Maliye Bakanı Naci Ağbal ise soruları yanıtlarken, son dönemde zorunlu trafik sigortasıyla ilgili birtakım düzenlemeler yapıldığını hatırlatarak, "Bu, vatandaşlarımız arasında serzenişe ve şikayetlere neden oldu. Özellikle prim seviyesinin artırılmasına dönük yapılan düzenlemeden sonra Hazine Müsteşarlığımız tarafından bu konuda bir kanun düzenlemesi çalışmaları devam ediyor" açıklamasında bulundu.

Ağbal, "Sigortacılıkta biliyorsunuz önemli olan risk, riske uygun bir teminat ve bununla orantılı bir şekilde de bir prim yapısının oluşturulması. Anladığım kadarıyla, mevcut sistemde özellikle riski artıran birtakım yargısal kararlar nedeniyle mevzuatta, mevcutta açık olan birtakım hususlar inşallah yapılacak yasal düzenlemeyle giderildikten sonra bu konuda da primle ilgili gerekli düzenlemeler yapılmış olur" dedi.

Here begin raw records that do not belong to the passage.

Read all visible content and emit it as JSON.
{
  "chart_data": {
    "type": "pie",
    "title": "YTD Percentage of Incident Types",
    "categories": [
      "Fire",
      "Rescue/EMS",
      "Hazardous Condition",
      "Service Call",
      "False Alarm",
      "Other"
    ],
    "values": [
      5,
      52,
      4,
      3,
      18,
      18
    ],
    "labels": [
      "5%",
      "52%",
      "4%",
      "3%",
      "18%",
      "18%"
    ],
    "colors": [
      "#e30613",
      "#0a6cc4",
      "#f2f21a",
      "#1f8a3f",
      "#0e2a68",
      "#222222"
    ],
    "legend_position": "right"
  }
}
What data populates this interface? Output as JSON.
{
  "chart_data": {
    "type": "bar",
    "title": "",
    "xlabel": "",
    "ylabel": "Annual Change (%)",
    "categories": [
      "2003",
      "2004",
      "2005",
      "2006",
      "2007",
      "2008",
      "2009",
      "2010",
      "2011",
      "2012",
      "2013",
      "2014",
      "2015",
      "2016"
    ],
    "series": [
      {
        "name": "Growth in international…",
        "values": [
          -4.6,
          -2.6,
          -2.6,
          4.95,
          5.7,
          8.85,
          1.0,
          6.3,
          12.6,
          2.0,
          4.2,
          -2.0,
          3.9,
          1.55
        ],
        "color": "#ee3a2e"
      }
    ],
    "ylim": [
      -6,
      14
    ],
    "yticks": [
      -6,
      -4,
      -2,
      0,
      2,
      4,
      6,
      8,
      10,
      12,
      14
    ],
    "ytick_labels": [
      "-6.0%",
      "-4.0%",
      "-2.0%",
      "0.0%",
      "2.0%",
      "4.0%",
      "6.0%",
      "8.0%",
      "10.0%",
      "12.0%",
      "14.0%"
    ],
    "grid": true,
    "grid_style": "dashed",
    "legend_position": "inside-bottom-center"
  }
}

Konuşmasında, 1980'li yıllardan 2002'nin başına kadar olan dönemde yaklaşık 15 milyar liralık bir doğrudan yabancı sermaye yatırımının olduğunu ama 2003 ile 2015 döneminde yaklaşık 165 milyar dolarlık bir yatırımın Türkiye'ye geldiğini ifade ettiğini anımsatan Bakan Ağbal, şunları söyledi:

"Burada bir kere, ülkemize bu şekilde daha fazla yabancı sermaye gelmiş olması bizim açımızdan, hepimiz açısından memnuniyet vericidir. Bu ülkeye de yabancı yatırımcılar gelecek, yatırım yapacaklar ve inşallah ülkemizin kalkınmasına da bu katkı verecek. Biliyorsunuz, yabancı sermayeyle ilgili üniversitelerde okutulan ders kitaplarında sıklıkla 'Bir ülkeye yabancı sermaye hangi koşullarda gider?' şeklinde bir açıklama da yapılır. Eğer bir ülkede siyasi istikrar yoksa, ekonomik istikrar yoksa, ekonomik öngörülebilirlik yoksa, o ülkede ekonomik parametreler sürekli bir şekilde aşağı veya yukarı yönlü gidiyorsa, o ülkeye yabancı sermaye gitmiyor. 2002'den sonra özellikle yapılan siyasi reformlar, hukuk devletinin inşası, ekonomi alanında yapılan reformların neticesinde ülkemiz bölgesinde önemli bir çekim merkezi haline gelmiştir. Bu çerçevede de önemli yatırımlar ülkemize gelmiştir. Gelen yatırımların yüzde 24'ü sadece imalat sanayisiyle ilgilidir."

Genel Kurul'da daha sonra Hazine Müsteşarlığı, BDDK, SPK, Vakıflar Genel Müdürlüğü, AFAD, TİKA, Yurtdışı Türkler ve Akraba Topluluklar Başkanlığı, Atatürk Kültür, Di̇l ve Tari̇h Yüksek Kurumu, Atatürk Araştırma Merkezi̇, Atatürk Kültür Merkezi̇, Türk Dil Kurumu ve Türk Tarih Kurumu bütçeleri kabul edildi.

TBMM Başkanvekili Ayşe Nur Bahçekapılı, saat 11.00'de toplanmak üzere birleşimi kapattı.